What is Letters Patent?

Letters patent is a type of legal instrument, in the form of a published written order, issued by a governing power, such a king, president, head of state or corporation, that gives a patentee an exclusive right or privilege.

Key Takeaways

  • Letters patent is a type of legal instrument, in the form of a published written order, issued by a governing power, such a king, president, head of state or corporation, that gives a patentee an exclusive right or privilege.
  • A letters patent is not sealed, rather it is open for public viewing at the patent and trademark office.
  • A letters patent gives the rights of an invention to a person or entity for a limited period, usually for 20 years.

Understanding Letters Patent

A letters patent is granted by the government to an individual, giving him or her the rights to authorship or to a patent for a new invention or discovery. The new invention is required to provide a different way of doing something or a new solution. The opposite of letters patent is letters close, which are personal in nature and sealed so that only the recipient can read their contents.

A letters patent is not sealed, rather it is open for public viewing at the patent and trademark office. A letters patent gives the rights of an invention to a person or entity for a limited period, usually for 20 years. The government may also refer to a patent as a "license" giving its holder rights to the innovative process, design or invention for a certain amount of time.

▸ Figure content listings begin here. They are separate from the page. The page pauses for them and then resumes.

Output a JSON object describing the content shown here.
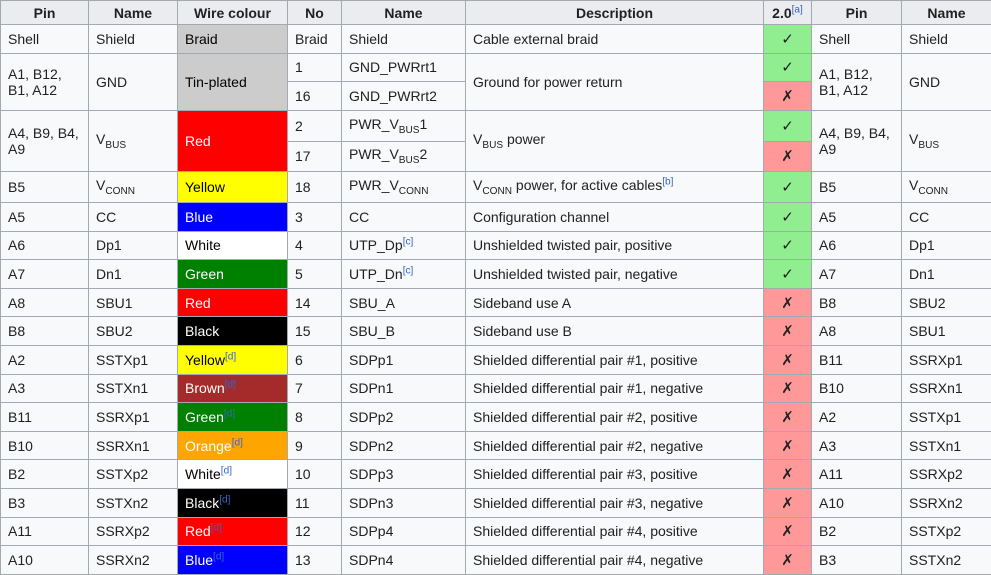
{
  "colors": {
    "header_bg": "#eaecf0",
    "cell_bg": "#f8f9fa",
    "border": "#a2a9b1",
    "yes_bg": "#90ee90",
    "no_bg": "#ff9999",
    "link": "#3366cc"
  },
  "table": {
    "header": [
      {
        "label": "Pin"
      },
      {
        "label": "Name"
      },
      {
        "label": "Wire colour"
      },
      {
        "label": "No"
      },
      {
        "label": "Name"
      },
      {
        "label": "Description"
      },
      {
        "label": "2.0",
        "ref": "[a]"
      },
      {
        "label": "Pin"
      },
      {
        "label": "Name"
      }
    ],
    "rows": [
      {
        "pin": "Shell",
        "name": [
          {
            "t": "Shield"
          }
        ],
        "wire": {
          "parts": [
            {
              "t": "Braid"
            }
          ],
          "bg": "#cccccc",
          "fg": "#000000"
        },
        "no": "Braid",
        "signal": [
          {
            "t": "Shield"
          }
        ],
        "desc": [
          {
            "t": "Cable external braid"
          }
        ],
        "v20": {
          "mark": "✓",
          "bg": "#90ee90"
        },
        "pin_r": "Shell",
        "name_r": [
          {
            "t": "Shield"
          }
        ]
      },
      {
        "pin": "A1, B12, B1, A12",
        "name": [
          {
            "t": "GND"
          }
        ],
        "wire": {
          "parts": [
            {
              "t": "Tin-plated"
            }
          ],
          "bg": "#cccccc",
          "fg": "#000000"
        },
        "no": "1",
        "signal": [
          {
            "t": "GND_PWRrt1"
          }
        ],
        "desc": [
          {
            "t": "Ground for power return"
          }
        ],
        "v20": {
          "mark": "✓",
          "bg": "#90ee90"
        },
        "pin_r": "A1, B12, B1, A12",
        "name_r": [
          {
            "t": "GND"
          }
        ]
      },
      {
        "no": "16",
        "signal": [
          {
            "t": "GND_PWRrt2"
          }
        ],
        "v20": {
          "mark": "✗",
          "bg": "#ff9999"
        }
      },
      {
        "pin": "A4, B9, B4, A9",
        "name": [
          {
            "t": "V"
          },
          {
            "sub": "BUS"
          }
        ],
        "wire": {
          "parts": [
            {
              "t": "Red"
            }
          ],
          "bg": "#ff0000",
          "fg": "#ffffff"
        },
        "no": "2",
        "signal": [
          {
            "t": "PWR_V"
          },
          {
            "sub": "BUS"
          },
          {
            "t": "1"
          }
        ],
        "desc": [
          {
            "t": "V"
          },
          {
            "sub": "BUS"
          },
          {
            "t": " power"
          }
        ],
        "v20": {
          "mark": "✓",
          "bg": "#90ee90"
        },
        "pin_r": "A4, B9, B4, A9",
        "name_r": [
          {
            "t": "V"
          },
          {
            "sub": "BUS"
          }
        ]
      },
      {
        "no": "17",
        "signal": [
          {
            "t": "PWR_V"
          },
          {
            "sub": "BUS"
          },
          {
            "t": "2"
          }
        ],
        "v20": {
          "mark": "✗",
          "bg": "#ff9999"
        }
      },
      {
        "pin": "B5",
        "name": [
          {
            "t": "V"
          },
          {
            "sub": "CONN"
          }
        ],
        "wire": {
          "parts": [
            {
              "t": "Yellow"
            }
          ],
          "bg": "#ffff00",
          "fg": "#000000"
        },
        "no": "18",
        "signal": [
          {
            "t": "PWR_V"
          },
          {
            "sub": "CONN"
          }
        ],
        "desc": [
          {
            "t": "V"
          },
          {
            "sub": "CONN"
          },
          {
            "t": " power, for active cables"
          },
          {
            "sup": "[b]"
          }
        ],
        "v20": {
          "mark": "✓",
          "bg": "#90ee90"
        },
        "pin_r": "B5",
        "name_r": [
          {
            "t": "V"
          },
          {
            "sub": "CONN"
          }
        ]
      },
      {
        "pin": "A5",
        "name": [
          {
            "t": "CC"
          }
        ],
        "wire": {
          "parts": [
            {
              "t": "Blue"
            }
          ],
          "bg": "#0000ff",
          "fg": "#ffffff"
        },
        "no": "3",
        "signal": [
          {
            "t": "CC"
          }
        ],
        "desc": [
          {
            "t": "Configuration channel"
          }
        ],
        "v20": {
          "mark": "✓",
          "bg": "#90ee90"
        },
        "pin_r": "A5",
        "name_r": [
          {
            "t": "CC"
          }
        ]
      },
      {
        "pin": "A6",
        "name": [
          {
            "t": "Dp1"
          }
        ],
        "wire": {
          "parts": [
            {
              "t": "White"
            }
          ],
          "bg": "#ffffff",
          "fg": "#000000"
        },
        "no": "4",
        "signal": [
          {
            "t": "UTP_Dp"
          },
          {
            "sup": "[c]"
          }
        ],
        "desc": [
          {
            "t": "Unshielded twisted pair, positive"
          }
        ],
        "v20": {
          "mark": "✓",
          "bg": "#90ee90"
        },
        "pin_r": "A6",
        "name_r": [
          {
            "t": "Dp1"
          }
        ]
      },
      {
        "pin": "A7",
        "name": [
          {
            "t": "Dn1"
          }
        ],
        "wire": {
          "parts": [
            {
              "t": "Green"
            }
          ],
          "bg": "#008000",
          "fg": "#ffffff"
        },
        "no": "5",
        "signal": [
          {
            "t": "UTP_Dn"
          },
          {
            "sup": "[c]"
          }
        ],
        "desc": [
          {
            "t": "Unshielded twisted pair, negative"
          }
        ],
        "v20": {
          "mark": "✓",
          "bg": "#90ee90"
        },
        "pin_r": "A7",
        "name_r": [
          {
            "t": "Dn1"
          }
        ]
      },
      {
        "pin": "A8",
        "name": [
          {
            "t": "SBU1"
          }
        ],
        "wire": {
          "parts": [
            {
              "t": "Red"
            }
          ],
          "bg": "#ff0000",
          "fg": "#ffffff"
        },
        "no": "14",
        "signal": [
          {
            "t": "SBU_A"
          }
        ],
        "desc": [
          {
            "t": "Sideband use A"
          }
        ],
        "v20": {
          "mark": "✗",
          "bg": "#ff9999"
        },
        "pin_r": "B8",
        "name_r": [
          {
            "t": "SBU2"
          }
        ]
      },
      {
        "pin": "B8",
        "name": [
          {
            "t": "SBU2"
          }
        ],
        "wire": {
          "parts": [
            {
              "t": "Black"
            }
          ],
          "bg": "#000000",
          "fg": "#ffffff"
        },
        "no": "15",
        "signal": [
          {
            "t": "SBU_B"
          }
        ],
        "desc": [
          {
            "t": "Sideband use B"
          }
        ],
        "v20": {
          "mark": "✗",
          "bg": "#ff9999"
        },
        "pin_r": "A8",
        "name_r": [
          {
            "t": "SBU1"
          }
        ]
      },
      {
        "pin": "A2",
        "name": [
          {
            "t": "SSTXp1"
          }
        ],
        "wire": {
          "parts": [
            {
              "t": "Yellow"
            },
            {
              "sup": "[d]"
            }
          ],
          "bg": "#ffff00",
          "fg": "#000000"
        },
        "no": "6",
        "signal": [
          {
            "t": "SDPp1"
          }
        ],
        "desc": [
          {
            "t": "Shielded differential pair #1, positive"
          }
        ],
        "v20": {
          "mark": "✗",
          "bg": "#ff9999"
        },
        "pin_r": "B11",
        "name_r": [
          {
            "t": "SSRXp1"
          }
        ]
      },
      {
        "pin": "A3",
        "name": [
          {
            "t": "SSTXn1"
          }
        ],
        "wire": {
          "parts": [
            {
              "t": "Brown"
            },
            {
              "sup": "[d]"
            }
          ],
          "bg": "#a52a2a",
          "fg": "#ffffff"
        },
        "no": "7",
        "signal": [
          {
            "t": "SDPn1"
          }
        ],
        "desc": [
          {
            "t": "Shielded differential pair #1, negative"
          }
        ],
        "v20": {
          "mark": "✗",
          "bg": "#ff9999"
        },
        "pin_r": "B10",
        "name_r": [
          {
            "t": "SSRXn1"
          }
        ]
      },
      {
        "pin": "B11",
        "name": [
          {
            "t": "SSRXp1"
          }
        ],
        "wire": {
          "parts": [
            {
              "t": "Green"
            },
            {
              "sup": "[d]"
            }
          ],
          "bg": "#008000",
          "fg": "#ffffff"
        },
        "no": "8",
        "signal": [
          {
            "t": "SDPp2"
          }
        ],
        "desc": [
          {
            "t": "Shielded differential pair #2, positive"
          }
        ],
        "v20": {
          "mark": "✗",
          "bg": "#ff9999"
        },
        "pin_r": "A2",
        "name_r": [
          {
            "t": "SSTXp1"
          }
        ]
      },
      {
        "pin": "B10",
        "name": [
          {
            "t": "SSRXn1"
          }
        ],
        "wire": {
          "parts": [
            {
              "t": "Orange"
            },
            {
              "sup": "[d]"
            }
          ],
          "bg": "#ffa500",
          "fg": "#ffffff"
        },
        "no": "9",
        "signal": [
          {
            "t": "SDPn2"
          }
        ],
        "desc": [
          {
            "t": "Shielded differential pair #2, negative"
          }
        ],
        "v20": {
          "mark": "✗",
          "bg": "#ff9999"
        },
        "pin_r": "A3",
        "name_r": [
          {
            "t": "SSTXn1"
          }
        ]
      },
      {
        "pin": "B2",
        "name": [
          {
            "t": "SSTXp2"
          }
        ],
        "wire": {
          "parts": [
            {
              "t": "White"
            },
            {
              "sup": "[d]"
            }
          ],
          "bg": "#ffffff",
          "fg": "#000000"
        },
        "no": "10",
        "signal": [
          {
            "t": "SDPp3"
          }
        ],
        "desc": [
          {
            "t": "Shielded differential pair #3, positive"
          }
        ],
        "v20": {
          "mark": "✗",
          "bg": "#ff9999"
        },
        "pin_r": "A11",
        "name_r": [
          {
            "t": "SSRXp2"
          }
        ]
      },
      {
        "pin": "B3",
        "name": [
          {
            "t": "SSTXn2"
          }
        ],
        "wire": {
          "parts": [
            {
              "t": "Black"
            },
            {
              "sup": "[d]"
            }
          ],
          "bg": "#000000",
          "fg": "#ffffff"
        },
        "no": "11",
        "signal": [
          {
            "t": "SDPn3"
          }
        ],
        "desc": [
          {
            "t": "Shielded differential pair #3, negative"
          }
        ],
        "v20": {
          "mark": "✗",
          "bg": "#ff9999"
        },
        "pin_r": "A10",
        "name_r": [
          {
            "t": "SSRXn2"
          }
        ]
      },
      {
        "pin": "A11",
        "name": [
          {
            "t": "SSRXp2"
          }
        ],
        "wire": {
          "parts": [
            {
              "t": "Red"
            },
            {
              "sup": "[d]"
            }
          ],
          "bg": "#ff0000",
          "fg": "#ffffff"
        },
        "no": "12",
        "signal": [
          {
            "t": "SDPp4"
          }
        ],
        "desc": [
          {
            "t": "Shielded differential pair #4, positive"
          }
        ],
        "v20": {
          "mark": "✗",
          "bg": "#ff9999"
        },
        "pin_r": "B2",
        "name_r": [
          {
            "t": "SSTXp2"
          }
        ]
      },
      {
        "pin": "A10",
        "name": [
          {
            "t": "SSRXn2"
          }
        ],
        "wire": {
          "parts": [
            {
              "t": "Blue"
            },
            {
              "sup": "[d]"
            }
          ],
          "bg": "#0000ff",
          "fg": "#ffffff"
        },
        "no": "13",
        "signal": [
          {
            "t": "SDPn4"
          }
        ],
        "desc": [
          {
            "t": "Shielded differential pair #4, negative"
          }
        ],
        "v20": {
          "mark": "✗",
          "bg": "#ff9999"
        },
        "pin_r": "B3",
        "name_r": [
          {
            "t": "SSTXn2"
          }
        ]
      }
    ]
  }
}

Letters patent are predominately an English topic, as they are issued for the appointment of representatives of the Crown, such as governors and governors-general of Commonwealth realms, as well as appointing a Royal Commission. In the United Kingdom, they are also issued for the creation of peersof the realm. A particular form of letters patent has evolved into the modern patent (referred to as a utility patent or design patent found in U.S. patent law) granting exclusive rights in an invention (or a design in the case of a design patent.